Water Is Physical and Spiritual
Water is sacred. We all come from water and it is the source of life for all living things. A child is carried in water as it comes before every child’s birth. Traditional teachings also included the identification that First Nations women have a sacred connection to water. Historically and today, First Nations believe in the shared ownership of land and water, rather than individual ownership.
Water and nature have rights. Humans have the responsibility to respect and preserve those rights. As water is alive both spiritually and physically, it is an important part of many gatherings including ceremonies to honour the water spirits and practices that take your troubles away. Offerings can come from, be made into, or be dedicated to water.
Water can take life and it can save life. Water plays a central role for the community and family activities. Clean water is needed to make Grandmothers’ recipes. The health of Mother Nature is a universal responsibility for all; a healthy environment is linked to good health as water serves as a healer.
Water brings us life, sustains us, and allows healthy people, spirits, environment, and communities to flourish.
The Atlantic First Nations Water Authority represents change in the system that has been in place for over 150 years. It reflects the desire of First Nations for self–determination and control of a resource that is critical for public health, and protection of the environment.
We are committed to progress, innovation, and building solutions to problems experienced by First Nations communities in the long term. We will integrate Indigenous cultural and spiritual knowledge with the technical models of water and wastewater services to ensure proper stewardship of water.
AFNWA is a first for Canada and is a significant departure from the colonial approach. Similar approaches for other services have been realized but this is the first opportunity to transfer water and wastewater service responsibility to a First Nations organization.
When we are fully operational in spring 2022, it will represent an opportunity to blaze a new trail for others to follow.
The Atlantic First Nations Water Authority will play a vital stewardship role in its delivery of essential water and wastewater services. Stewardship responsibility begins in the watershed and continues to where effluent from treatment facilities is discharged to the receiving waters.
From there, the utility will take water from The Creator, and give it back to The Creator, with respect for the flora and fauna along the way. To minimize risk to the environment, the AFNWA will adopt water and sanitation safety plans which is a world-wide best practice and a proactive approach to operations.
We will also integrate Indigenous cultural and spiritual aspects with the scientific aspects of water and wastewater services.
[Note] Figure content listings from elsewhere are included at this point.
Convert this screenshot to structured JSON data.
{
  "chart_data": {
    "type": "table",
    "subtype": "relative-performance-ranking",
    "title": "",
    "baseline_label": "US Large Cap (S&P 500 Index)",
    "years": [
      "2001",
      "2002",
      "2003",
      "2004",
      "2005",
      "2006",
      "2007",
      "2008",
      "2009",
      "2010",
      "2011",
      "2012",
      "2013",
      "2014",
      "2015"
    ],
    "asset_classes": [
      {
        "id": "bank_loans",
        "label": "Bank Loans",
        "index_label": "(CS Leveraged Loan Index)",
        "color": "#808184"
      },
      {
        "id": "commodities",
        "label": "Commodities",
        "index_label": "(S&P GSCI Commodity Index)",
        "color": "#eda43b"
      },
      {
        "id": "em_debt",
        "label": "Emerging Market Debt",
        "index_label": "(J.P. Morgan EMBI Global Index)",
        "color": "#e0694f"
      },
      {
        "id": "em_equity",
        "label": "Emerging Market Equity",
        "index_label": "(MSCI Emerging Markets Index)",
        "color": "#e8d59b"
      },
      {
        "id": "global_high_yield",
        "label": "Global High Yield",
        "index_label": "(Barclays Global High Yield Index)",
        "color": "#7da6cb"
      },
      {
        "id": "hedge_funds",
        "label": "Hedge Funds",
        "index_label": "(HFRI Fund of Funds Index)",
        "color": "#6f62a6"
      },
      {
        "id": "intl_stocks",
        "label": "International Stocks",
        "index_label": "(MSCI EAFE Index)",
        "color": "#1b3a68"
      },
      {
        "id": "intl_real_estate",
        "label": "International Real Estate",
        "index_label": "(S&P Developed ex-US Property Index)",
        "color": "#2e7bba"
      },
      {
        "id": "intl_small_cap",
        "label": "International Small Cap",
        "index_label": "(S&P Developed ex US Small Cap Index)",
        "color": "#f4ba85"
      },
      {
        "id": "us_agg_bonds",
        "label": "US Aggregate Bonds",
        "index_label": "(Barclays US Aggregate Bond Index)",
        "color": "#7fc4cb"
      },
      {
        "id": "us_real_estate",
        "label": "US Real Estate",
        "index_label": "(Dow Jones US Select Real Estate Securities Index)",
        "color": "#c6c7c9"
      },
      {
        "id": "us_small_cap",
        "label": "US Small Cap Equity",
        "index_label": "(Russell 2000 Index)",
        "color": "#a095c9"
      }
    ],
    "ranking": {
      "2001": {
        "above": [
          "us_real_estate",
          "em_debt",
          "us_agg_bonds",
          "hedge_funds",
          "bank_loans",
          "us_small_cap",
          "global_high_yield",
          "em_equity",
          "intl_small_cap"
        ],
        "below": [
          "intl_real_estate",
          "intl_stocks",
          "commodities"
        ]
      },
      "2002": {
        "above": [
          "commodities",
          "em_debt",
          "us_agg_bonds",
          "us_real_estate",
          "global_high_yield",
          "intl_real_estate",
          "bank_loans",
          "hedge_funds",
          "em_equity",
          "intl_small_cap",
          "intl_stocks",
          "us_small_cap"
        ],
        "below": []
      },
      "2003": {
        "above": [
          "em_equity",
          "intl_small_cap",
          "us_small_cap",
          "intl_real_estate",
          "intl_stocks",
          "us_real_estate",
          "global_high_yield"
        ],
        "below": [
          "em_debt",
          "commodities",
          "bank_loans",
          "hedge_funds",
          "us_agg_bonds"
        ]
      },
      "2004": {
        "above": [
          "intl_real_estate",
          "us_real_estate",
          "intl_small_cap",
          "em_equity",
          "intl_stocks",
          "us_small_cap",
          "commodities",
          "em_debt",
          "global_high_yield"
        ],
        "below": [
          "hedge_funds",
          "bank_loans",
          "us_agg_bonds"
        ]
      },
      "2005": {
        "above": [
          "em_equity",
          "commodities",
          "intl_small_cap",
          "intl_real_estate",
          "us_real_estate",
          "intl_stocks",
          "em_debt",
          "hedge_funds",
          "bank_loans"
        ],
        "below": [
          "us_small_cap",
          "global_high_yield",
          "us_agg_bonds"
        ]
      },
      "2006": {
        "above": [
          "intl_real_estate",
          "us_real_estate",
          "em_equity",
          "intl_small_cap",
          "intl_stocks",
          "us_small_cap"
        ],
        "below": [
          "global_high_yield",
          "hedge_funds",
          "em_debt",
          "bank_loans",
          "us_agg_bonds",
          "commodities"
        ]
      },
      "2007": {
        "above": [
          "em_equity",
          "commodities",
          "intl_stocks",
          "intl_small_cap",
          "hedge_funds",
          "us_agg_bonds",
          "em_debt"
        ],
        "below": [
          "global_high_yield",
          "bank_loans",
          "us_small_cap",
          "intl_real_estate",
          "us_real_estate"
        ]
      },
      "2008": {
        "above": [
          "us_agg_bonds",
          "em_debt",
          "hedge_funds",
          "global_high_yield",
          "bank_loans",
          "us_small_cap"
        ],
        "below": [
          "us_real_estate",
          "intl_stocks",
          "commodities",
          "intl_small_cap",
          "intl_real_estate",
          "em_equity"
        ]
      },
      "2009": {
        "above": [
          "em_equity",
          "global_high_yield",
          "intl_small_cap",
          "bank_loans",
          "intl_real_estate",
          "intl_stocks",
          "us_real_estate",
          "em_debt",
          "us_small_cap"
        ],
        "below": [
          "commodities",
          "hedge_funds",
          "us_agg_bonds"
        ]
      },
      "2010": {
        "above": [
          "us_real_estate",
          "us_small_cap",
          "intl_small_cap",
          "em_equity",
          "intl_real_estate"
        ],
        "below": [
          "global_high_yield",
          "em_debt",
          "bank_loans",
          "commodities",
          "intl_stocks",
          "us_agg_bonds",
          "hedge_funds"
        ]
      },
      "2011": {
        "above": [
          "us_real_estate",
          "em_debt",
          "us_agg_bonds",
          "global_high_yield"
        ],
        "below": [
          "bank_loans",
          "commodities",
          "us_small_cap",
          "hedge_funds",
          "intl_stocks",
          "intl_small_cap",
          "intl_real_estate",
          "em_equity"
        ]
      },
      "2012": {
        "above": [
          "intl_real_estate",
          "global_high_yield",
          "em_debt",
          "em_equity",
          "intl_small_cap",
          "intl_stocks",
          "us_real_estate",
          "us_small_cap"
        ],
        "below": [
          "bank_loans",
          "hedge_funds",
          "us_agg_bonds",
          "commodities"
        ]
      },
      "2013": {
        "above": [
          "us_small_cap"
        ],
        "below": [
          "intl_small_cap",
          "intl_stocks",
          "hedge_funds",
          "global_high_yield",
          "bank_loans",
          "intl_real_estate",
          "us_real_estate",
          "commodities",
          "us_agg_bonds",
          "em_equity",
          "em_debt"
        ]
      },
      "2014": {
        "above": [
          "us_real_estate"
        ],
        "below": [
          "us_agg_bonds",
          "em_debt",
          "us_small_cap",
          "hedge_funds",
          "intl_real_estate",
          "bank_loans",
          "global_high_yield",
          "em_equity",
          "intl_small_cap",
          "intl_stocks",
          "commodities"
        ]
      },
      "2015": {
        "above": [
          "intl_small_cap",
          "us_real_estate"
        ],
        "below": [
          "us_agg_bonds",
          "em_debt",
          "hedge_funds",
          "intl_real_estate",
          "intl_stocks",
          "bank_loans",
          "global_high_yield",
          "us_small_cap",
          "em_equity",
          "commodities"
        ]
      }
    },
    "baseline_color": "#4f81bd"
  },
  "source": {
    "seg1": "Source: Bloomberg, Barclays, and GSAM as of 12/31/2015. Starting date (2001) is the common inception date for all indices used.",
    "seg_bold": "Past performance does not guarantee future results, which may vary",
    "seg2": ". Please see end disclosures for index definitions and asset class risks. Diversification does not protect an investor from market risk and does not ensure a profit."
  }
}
AFNWA has a mandate to operate within the principle of Two-Eyed Seeing with oversight through the Board and guidance from the Elders Advisory Lodge.
Through Two-Eyed Seeing, our operations management will directly benefit the communities we serve while protecting the environment from negative impacts. As AFNWA is a first in Canada, we will work with our participants to set the highest standards of service while upholding the peace and beauty of our surroundings.
As the operations and management of water and wastewater services in participating communities, AFNWA can provide a collective stewardship responsibility for the Atlantic First Nations communities. Having a centralized system will provide a level of oversight that will provide consistent high-quality with a mission to manage funding and revenues, support public health and economic development, and protection of the environment.